Sanchez’s books for children include A Sound Investment and Other Stories (Third World Press, 1980); The Adventures of Fat Head, Small Head, and Square Head (Third Press Review of Books, 1973); and It’s a New Day: Poems for Young Brothas and Sistuhs (Broadside Press, 1971). She has also edited two anthologies: We Be Word Sorcerers: Twenty-five Stories by Black Americans (Bantam Books, 1973) and Three Hundred Sixty Degrees of Blackness Comin’ at You (Broadside, 1971).
Among the many honors she has received are the Robert Creeley Award, the Frost Medal, the Community Service Award from the National Black Caucus of State Legislators, the Lucretia Mott Award, the Outstanding Arts Award from the Pennsylvania Coalition of 100 Black Women, the Peace and Freedom Award from Women International League for Peace and Freedom, the Pennsylvania Governor’s Award for Excellence in the Humanities, a National Endowment for the Arts Award, and a Pew Fellowship in the Arts. In 2018, she received the Wallace Stevens Award, given annually to recognize outstanding and proven mastery in the art of poetry. In 2022, Sanchez was the recipient of both the Edward MacDowell Medal and the Jackson Poetry Prize.

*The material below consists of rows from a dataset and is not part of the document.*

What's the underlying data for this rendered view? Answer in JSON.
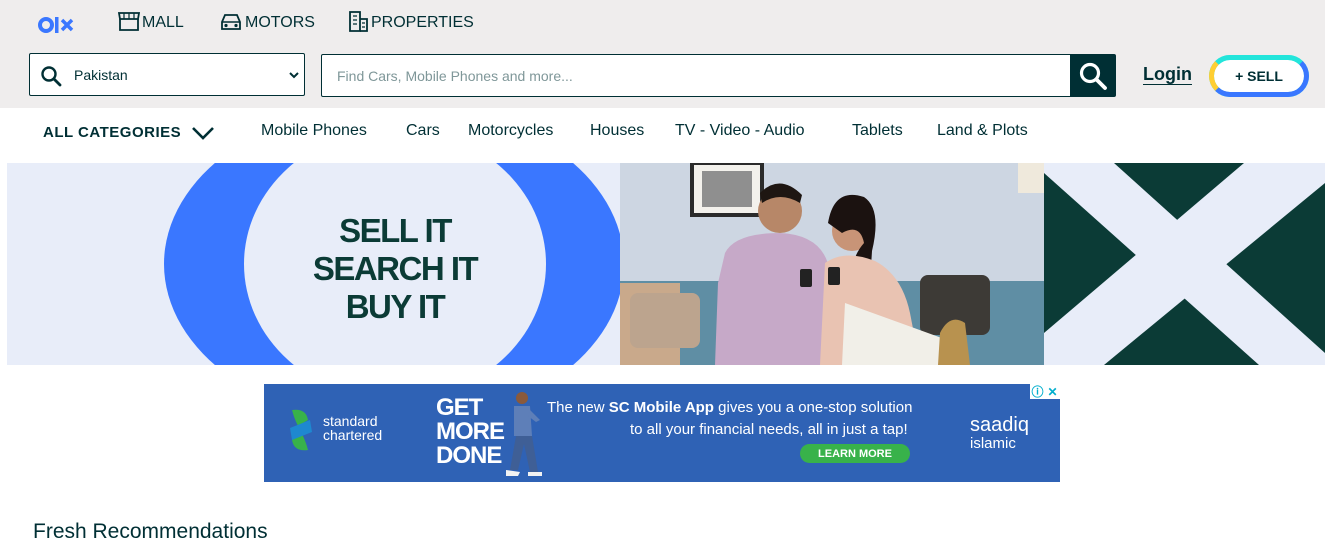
{
  "header": {
    "logo_text": "olx",
    "top_links": [
      {
        "label": "MALL",
        "icon": "mall-icon"
      },
      {
        "label": "MOTORS",
        "icon": "car-icon"
      },
      {
        "label": "PROPERTIES",
        "icon": "building-icon"
      }
    ],
    "location": {
      "value": "Pakistan",
      "icon": "search-icon"
    },
    "search": {
      "placeholder": "Find Cars, Mobile Phones and more..."
    },
    "login_label": "Login",
    "sell_label": "+ SELL"
  },
  "categories": {
    "all_label": "ALL CATEGORIES",
    "items": [
      "Mobile Phones",
      "Cars",
      "Motorcycles",
      "Houses",
      "TV - Video - Audio",
      "Tablets",
      "Land & Plots"
    ]
  },
  "hero": {
    "slogan_lines": [
      "SELL IT",
      "SEARCH IT",
      "BUY IT"
    ]
  },
  "ad": {
    "brand_line1": "standard",
    "brand_line2": "chartered",
    "headline_lines": [
      "GET",
      "MORE",
      "DONE"
    ],
    "text_prefix": "The new ",
    "text_bold": "SC Mobile App",
    "text_suffix": " gives you a one-stop solution",
    "text_line2": "to all your financial needs, all in just a tap!",
    "cta_label": "LEARN MORE",
    "partner_line1": "saadiq",
    "partner_line2": "islamic",
    "info_icon": "ⓘ",
    "close_icon": "✕"
  },
  "section_title": "Fresh Recommendations",
  "colors": {
    "brand": "#002f34",
    "accent_blue": "#3a77ff",
    "accent_teal": "#23e5db",
    "accent_yellow": "#ffce32",
    "hero_dark": "#0b3b36",
    "ad_blue": "#2f62b5"
  }
}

Sanchez began teaching in the Bay Area in 1965 and was a pioneer in developing Black studies courses at what is now San Francisco State University, where she was an instructor from 1968–69. She has lectured at more than five hundred universities and colleges in the United States and had traveled extensively, reading her poetry in parts of Africa, Cuba, England, the Caribbean, Australia, Nicaragua, the People’s Republic of China, Norway, and Canada. She was the first presidential fellow at Temple University, where she began teaching in 1977, and held the Laura Carnell Chair in English there until her retirement in 1999. She lives in Philadelphia.